Limitations of the study include the patient population associated with the single-center study, which may not reflect the demographics of other regions, nations, and medical centers. Thus, the results may not be applicable to patient populations dissimilar to our study. A second limitation is the size of the patient population—which is not optimal for calculation of LYs as the number of patients in the affected group was low (n = 5). Further, as two patients remain alive at this point, the potential life years may be underestimated. Future investigations should be directed toward applying these principles of quality to gallbladder pathological evaluation on a national (or multi-institutional) level to provide greater statistical power to the study. Finally, as no early-stage (T1a/b) disease was found in our cohort, the three histological slices protocol utilized by our pathology department may be insufficient to detect early disease.

Conclusions

The incidence of gallbladder carcinoma found on pathology following cholecystectomies performed for benign indications varies within the literature. Our results indicate that in our patient population, gallbladder carcinoma may be more rare than previously described patient pools. Despite the rarity of findings and the cost of screening, the huge benefit conferred with radical resection of tumor (particularly in T2 stage) makes pathological analysis a worthwhile endeavor.

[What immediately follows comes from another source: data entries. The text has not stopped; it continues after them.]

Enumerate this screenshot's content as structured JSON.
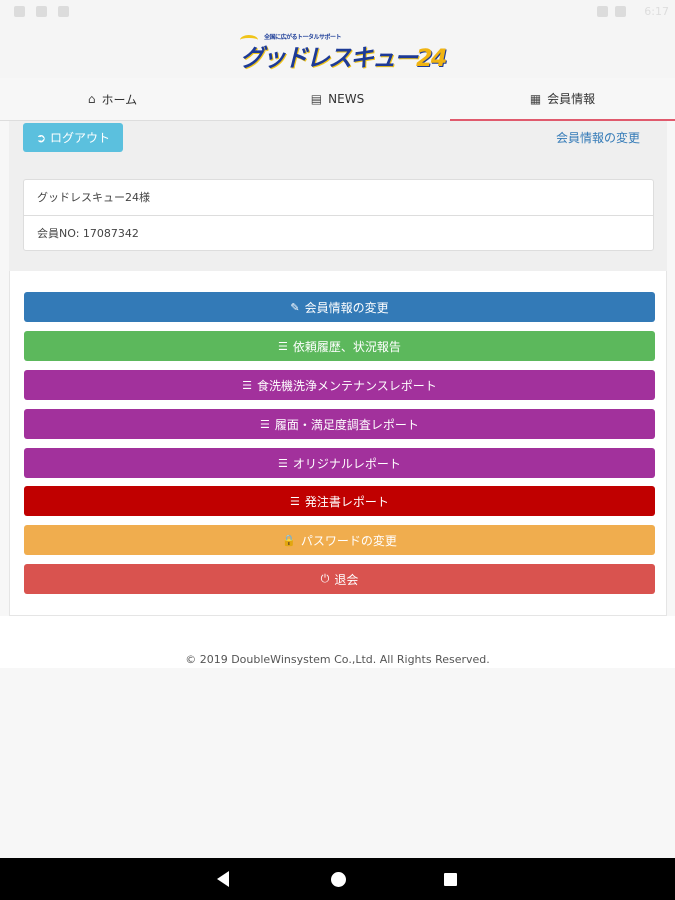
{
  "app": {
    "logo_tagline": "全国に広がるトータルサポート",
    "logo_text": "グッドレスキュー",
    "logo_number": "24"
  },
  "status_bar": {
    "time": "6:17"
  },
  "nav": {
    "tabs": [
      {
        "icon": "home-icon",
        "label": "ホーム",
        "active": false
      },
      {
        "icon": "news-icon",
        "label": "NEWS",
        "active": false
      },
      {
        "icon": "member-card-icon",
        "label": "会員情報",
        "active": true
      }
    ]
  },
  "toolbar": {
    "logout_label": "ログアウト",
    "change_link": "会員情報の変更"
  },
  "member": {
    "name": "グッドレスキュー24様",
    "number": "会員NO: 17087342"
  },
  "menu": {
    "buttons": [
      {
        "label": "会員情報の変更",
        "icon": "edit-icon",
        "color": "#337ab7"
      },
      {
        "label": "依頼履歴、状況報告",
        "icon": "list-icon",
        "color": "#5cb85c"
      },
      {
        "label": "食洗機洗浄メンテナンスレポート",
        "icon": "list-icon",
        "color": "#a2319c"
      },
      {
        "label": "履面・満足度調査レポート",
        "icon": "list-icon",
        "color": "#a2319c"
      },
      {
        "label": "オリジナルレポート",
        "icon": "list-icon",
        "color": "#a2319c"
      },
      {
        "label": "発注書レポート",
        "icon": "list-icon",
        "color": "#c00000"
      },
      {
        "label": "パスワードの変更",
        "icon": "lock-icon",
        "color": "#f0ad4e"
      },
      {
        "label": "退会",
        "icon": "power-icon",
        "color": "#d9534f"
      }
    ]
  },
  "footer": {
    "copyright": "© 2019 DoubleWinsystem Co.,Ltd. All Rights Reserved."
  },
  "colors": {
    "accent_tab_underline": "#e05a6d",
    "logout_button": "#5bc0de",
    "link": "#337ab7"
  }
}
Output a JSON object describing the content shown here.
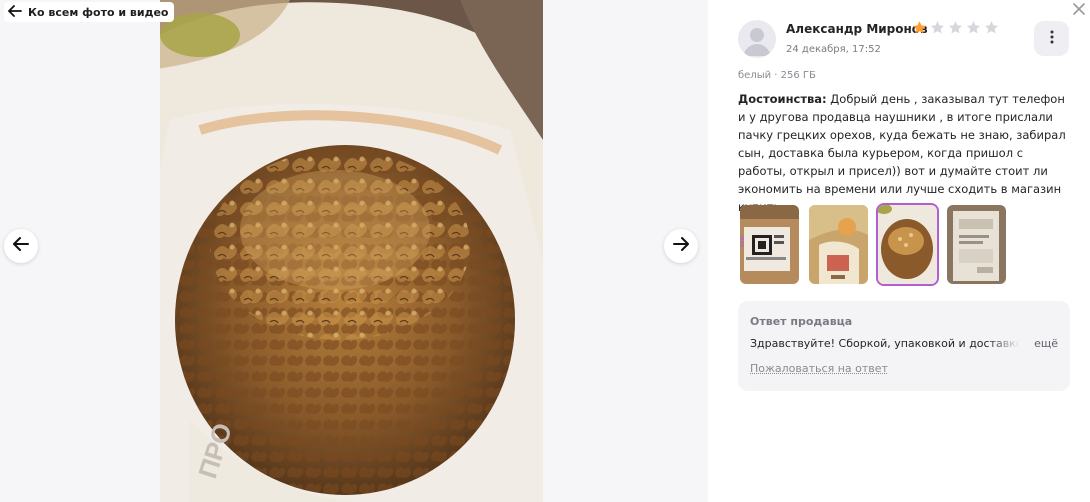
{
  "viewer": {
    "back_label": "Ко всем фото и видео",
    "icons": {
      "back": "arrow-left-icon",
      "prev": "arrow-left-icon",
      "next": "arrow-right-icon"
    }
  },
  "review": {
    "author": "Александр Миронов",
    "date": "24 декабря, 17:52",
    "rating": 1,
    "rating_max": 5,
    "variant": "белый · 256 ГБ",
    "pros_label": "Достоинства:",
    "pros_text": " Добрый день , заказывал тут телефон и у другова продавца наушники , в итоге прислали пачку грецких орехов, куда бежать не знаю, забирал сын, доставка была курьером, когда пришол с работы, открыл и присел)) вот и думайте стоит ли экономить на времени или лучше сходить в магазин купить",
    "thumbnails_count": 4,
    "active_thumbnail": 3
  },
  "reply": {
    "title": "Ответ продавца",
    "text": "Здравствуйте! Сборкой, упаковкой и доставкой",
    "more": "ещё",
    "complain": "Пожаловаться на ответ"
  },
  "colors": {
    "star_filled": "#ff9d2f",
    "star_empty": "#d6d6dc",
    "active_border": "#b15fd0"
  }
}
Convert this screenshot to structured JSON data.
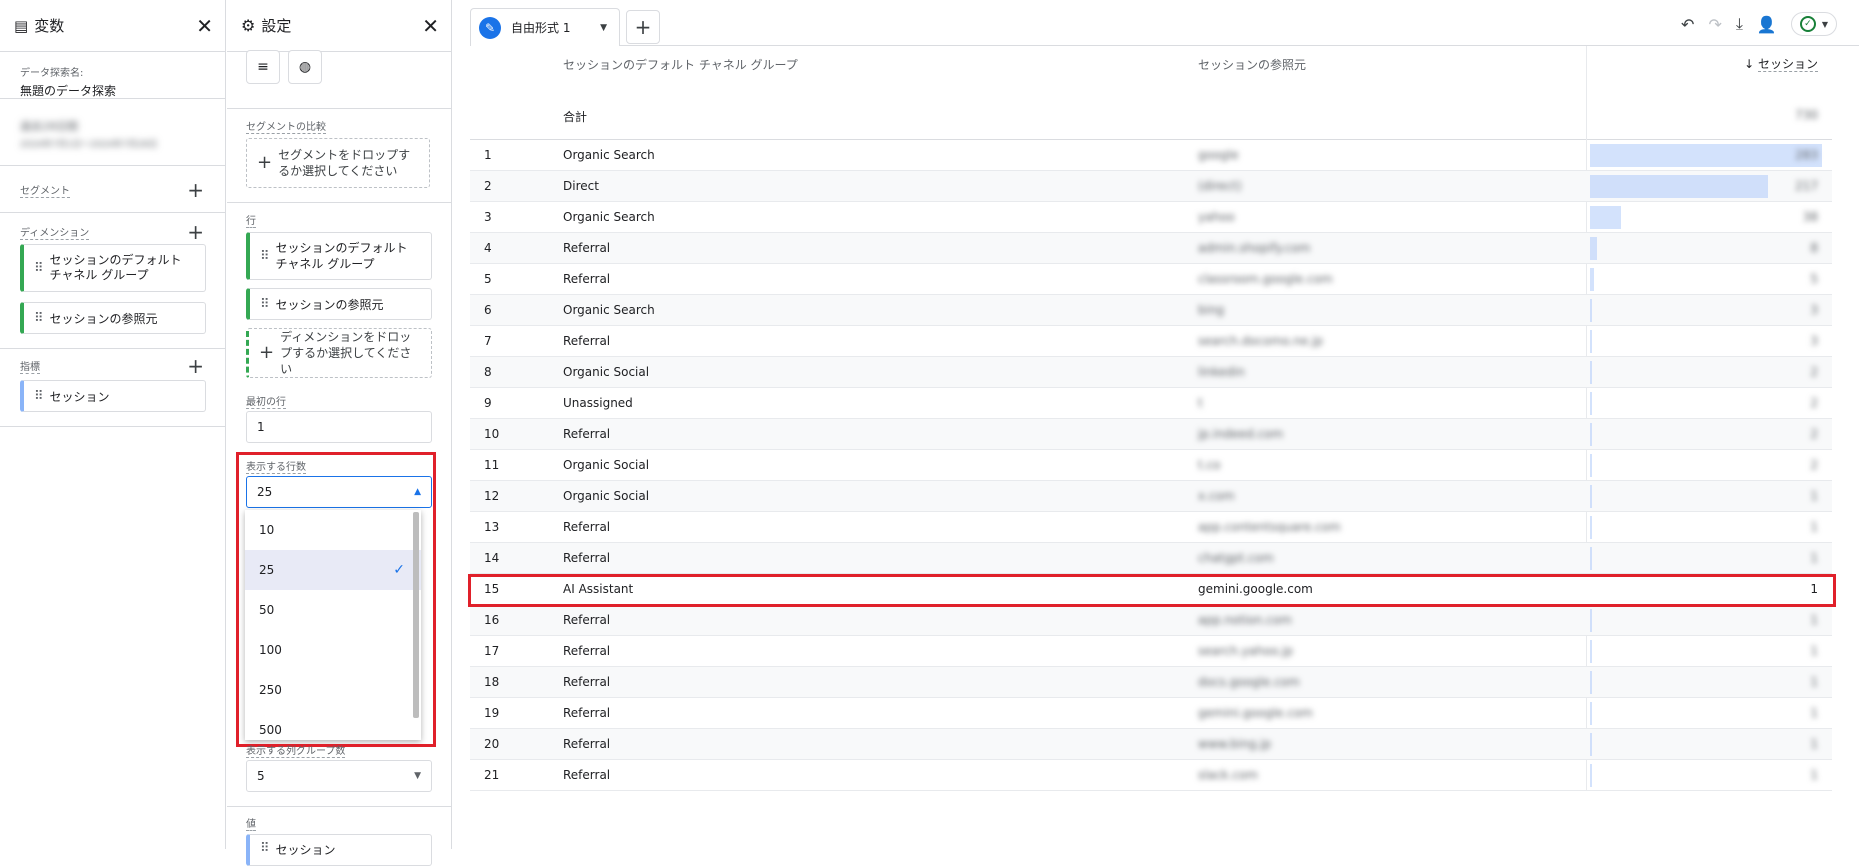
{
  "variables_panel": {
    "title": "変数",
    "exploration_name_label": "データ探索名:",
    "exploration_name": "無題のデータ探索",
    "date_blurred_line1": "過去28日間",
    "date_blurred_line2": "2024年7月1日〜2024年7月28日",
    "segments_label": "セグメント",
    "dimensions_label": "ディメンション",
    "dimensions": [
      "セッションのデフォルト チャネル グループ",
      "セッションの参照元"
    ],
    "metrics_label": "指標",
    "metrics": [
      "セッション"
    ]
  },
  "settings_panel": {
    "title": "設定",
    "segment_compare_label": "セグメントの比較",
    "segment_drop_text": "セグメントをドロップするか選択してください",
    "rows_label": "行",
    "row_dimensions": [
      "セッションのデフォルト チャネル グループ",
      "セッションの参照元"
    ],
    "dimension_drop_text": "ディメンションをドロップするか選択してください",
    "first_row_label": "最初の行",
    "first_row_value": "1",
    "rows_to_show_label": "表示する行数",
    "rows_to_show_value": "25",
    "rows_options": [
      "10",
      "25",
      "50",
      "100",
      "250",
      "500"
    ],
    "column_groups_label": "表示する列グループ数",
    "column_groups_value": "5",
    "values_label": "値",
    "values_chip": "セッション"
  },
  "main": {
    "tab_label": "自由形式 1",
    "table": {
      "col_channel": "セッションのデフォルト チャネル グループ",
      "col_source": "セッションの参照元",
      "col_sessions": "セッション",
      "total_label": "合計",
      "total_value_blurred": "730",
      "rows": [
        {
          "idx": "1",
          "channel": "Organic Search",
          "source": "google",
          "value": "283"
        },
        {
          "idx": "2",
          "channel": "Direct",
          "source": "(direct)",
          "value": "217"
        },
        {
          "idx": "3",
          "channel": "Organic Search",
          "source": "yahoo",
          "value": "38"
        },
        {
          "idx": "4",
          "channel": "Referral",
          "source": "admin.shopify.com",
          "value": "8"
        },
        {
          "idx": "5",
          "channel": "Referral",
          "source": "classroom.google.com",
          "value": "5"
        },
        {
          "idx": "6",
          "channel": "Organic Search",
          "source": "bing",
          "value": "3"
        },
        {
          "idx": "7",
          "channel": "Referral",
          "source": "search.docomo.ne.jp",
          "value": "3"
        },
        {
          "idx": "8",
          "channel": "Organic Social",
          "source": "linkedin",
          "value": "2"
        },
        {
          "idx": "9",
          "channel": "Unassigned",
          "source": "t",
          "value": "2"
        },
        {
          "idx": "10",
          "channel": "Referral",
          "source": "jp.indeed.com",
          "value": "2"
        },
        {
          "idx": "11",
          "channel": "Organic Social",
          "source": "t.co",
          "value": "2"
        },
        {
          "idx": "12",
          "channel": "Organic Social",
          "source": "x.com",
          "value": "1"
        },
        {
          "idx": "13",
          "channel": "Referral",
          "source": "app.contentsquare.com",
          "value": "1"
        },
        {
          "idx": "14",
          "channel": "Referral",
          "source": "chatgpt.com",
          "value": "1"
        },
        {
          "idx": "15",
          "channel": "AI Assistant",
          "source": "gemini.google.com",
          "value": "1"
        },
        {
          "idx": "16",
          "channel": "Referral",
          "source": "app.notion.com",
          "value": "1"
        },
        {
          "idx": "17",
          "channel": "Referral",
          "source": "search.yahoo.jp",
          "value": "1"
        },
        {
          "idx": "18",
          "channel": "Referral",
          "source": "docs.google.com",
          "value": "1"
        },
        {
          "idx": "19",
          "channel": "Referral",
          "source": "gemini.google.com",
          "value": "1"
        },
        {
          "idx": "20",
          "channel": "Referral",
          "source": "www.bing.jp",
          "value": "1"
        },
        {
          "idx": "21",
          "channel": "Referral",
          "source": "slack.com",
          "value": "1"
        }
      ]
    }
  }
}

Ultimately, the decision to send the resected specimen for pathological analysis should be left to the surgeon and the patient. Patients at higher risk of potential gallbladder carcinoma, including older patients or cases converted to open, should certainly be evaluated by a pathologist. Surgeons should strongly consider on-table evaluation of specimen to assure that there are no gross abnormalities visually and by palpation [21]. Targeted pathological analysis based on epidemiological risk factors, intraoperative findings, and on-table evaluation could be a feasible and more cost-effective alternative to universal screening. Future cost–benefit analysis studies may elucidate further whether routine pathological evaluation should be universally sought.